Back it up, Get it Back
- Feb 2, 2015
- 2 min read

When my oldest child, Reuban was born, I must have taken thousands of pictures of him. Of those thousands, hundreds were cherished, beloved memories. I'd look back at them all of the time. They were a wonderful way of seeing how far he'd come over the year.
I was just starting out in photography and had a love affair with the digital nature of my work. I had those photos of him saved on my computer and on my external hard drive. I only printed two or three of his newborn photos, one for my family, one for my parents and one for my husband's parents.
The day came for us to move to a larger house and when we got our computer set up, the file system for our precious memories wouldn't turn on. At the same time our external hard drive had reached that magical age when all electronics reach obsoletion. We tried our best to recover files from them but between the two we could only recover a fraction of a handful, some 50 images, mostly from the first two or three months of his life.
I have no photos of my precious boy learning to eat, to sit up, to crawl, to walk. I don't have pictures of his first birthday. I have two or three of him meeting his little sister for the first time. But so many of those memories are gone because I only had them backed up in digital form.
Digital is a wonderful, wonderful format. I'm so happy that we have digital as a way of preserving precious memories. We have all heard of the dangers of having only hardcopies of our photos; natural disasters, fires, theft, our prints are vulnerable.
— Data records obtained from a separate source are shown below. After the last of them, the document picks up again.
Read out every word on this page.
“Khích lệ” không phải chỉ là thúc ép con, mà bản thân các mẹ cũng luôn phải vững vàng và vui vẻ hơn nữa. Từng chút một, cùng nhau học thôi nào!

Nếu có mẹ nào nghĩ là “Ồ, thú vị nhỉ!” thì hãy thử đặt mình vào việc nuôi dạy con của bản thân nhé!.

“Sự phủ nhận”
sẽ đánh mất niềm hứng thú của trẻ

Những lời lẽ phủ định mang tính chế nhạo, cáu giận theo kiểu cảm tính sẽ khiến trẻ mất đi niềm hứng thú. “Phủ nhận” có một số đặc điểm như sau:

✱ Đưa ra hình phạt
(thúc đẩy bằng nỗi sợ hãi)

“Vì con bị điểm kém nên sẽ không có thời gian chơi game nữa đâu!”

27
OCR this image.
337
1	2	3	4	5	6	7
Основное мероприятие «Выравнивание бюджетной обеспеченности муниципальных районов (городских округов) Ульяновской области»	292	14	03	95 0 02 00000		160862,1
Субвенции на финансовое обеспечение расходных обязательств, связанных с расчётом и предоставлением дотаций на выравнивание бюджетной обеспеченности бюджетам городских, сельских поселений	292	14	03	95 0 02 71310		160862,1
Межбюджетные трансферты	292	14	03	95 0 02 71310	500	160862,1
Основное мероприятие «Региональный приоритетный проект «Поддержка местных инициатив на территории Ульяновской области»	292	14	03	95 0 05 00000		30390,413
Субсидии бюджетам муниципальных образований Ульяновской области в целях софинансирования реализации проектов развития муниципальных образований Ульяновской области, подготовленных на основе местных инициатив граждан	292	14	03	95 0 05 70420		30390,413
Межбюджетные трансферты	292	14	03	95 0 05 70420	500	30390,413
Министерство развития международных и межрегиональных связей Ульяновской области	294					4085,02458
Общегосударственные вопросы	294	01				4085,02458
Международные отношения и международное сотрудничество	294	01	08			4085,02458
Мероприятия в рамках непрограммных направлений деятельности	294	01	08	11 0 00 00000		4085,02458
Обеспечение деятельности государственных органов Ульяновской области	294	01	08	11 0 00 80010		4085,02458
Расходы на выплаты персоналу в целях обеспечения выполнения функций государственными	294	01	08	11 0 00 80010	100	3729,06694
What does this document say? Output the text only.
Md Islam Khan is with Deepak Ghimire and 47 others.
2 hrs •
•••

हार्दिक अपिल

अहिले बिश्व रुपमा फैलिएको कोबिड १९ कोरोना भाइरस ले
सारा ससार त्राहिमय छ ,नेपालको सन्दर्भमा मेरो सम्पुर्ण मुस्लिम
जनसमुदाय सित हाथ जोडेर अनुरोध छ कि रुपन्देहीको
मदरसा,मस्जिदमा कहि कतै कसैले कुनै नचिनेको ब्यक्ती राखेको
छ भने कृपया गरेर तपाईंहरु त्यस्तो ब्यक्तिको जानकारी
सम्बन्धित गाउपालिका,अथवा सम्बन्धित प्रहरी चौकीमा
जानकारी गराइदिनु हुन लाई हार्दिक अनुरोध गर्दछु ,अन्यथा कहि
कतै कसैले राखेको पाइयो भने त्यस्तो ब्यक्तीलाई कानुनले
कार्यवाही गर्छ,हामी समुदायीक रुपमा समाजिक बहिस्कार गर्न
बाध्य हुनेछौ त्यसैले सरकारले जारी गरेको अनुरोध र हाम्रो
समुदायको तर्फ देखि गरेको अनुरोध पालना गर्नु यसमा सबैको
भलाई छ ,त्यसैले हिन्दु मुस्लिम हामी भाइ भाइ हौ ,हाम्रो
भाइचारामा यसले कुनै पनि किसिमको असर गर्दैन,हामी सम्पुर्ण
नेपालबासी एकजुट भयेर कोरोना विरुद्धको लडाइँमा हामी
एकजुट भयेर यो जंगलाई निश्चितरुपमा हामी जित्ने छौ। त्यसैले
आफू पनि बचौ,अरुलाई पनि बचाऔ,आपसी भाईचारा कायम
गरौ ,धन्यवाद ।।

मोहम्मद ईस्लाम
But by the same token, digital format is vulnerable in much the same way. Here are jut a few ways that having only digital formats of your wonderful memories is dangerous:
Technology failure: Hard drives, external
hard drives and memory cards do fail.
Issues with hosting services: Hosting services
do go out of business. If you don’t make a
purchase on your account within a certain
time frame, your hosting service may delete
your photos.
Technological obsolescence: While we are able
to do more with our photos because of
technology, the fact that we have to constantly
re-record to keep current is difficult, not to
mention costly.
High tech is risky: When culling through your
possesions, printed photos will most likely be
kept; old jump drives are more likely to be
tossed by mistake.
The lesson here is this: back up your photos in multiple formats. Keep a thumb drive in your safe deposit box. File a burned DVD away with your important documents, print every special picture and keep them in a memory box. Print canvases and display them on your walls. When you change them up, pack them up safely and keep in in a cool, dark environment. The more formats you have your photos in, the greater the liklihood that your children and grandchildren will get to enjoy those memories, too.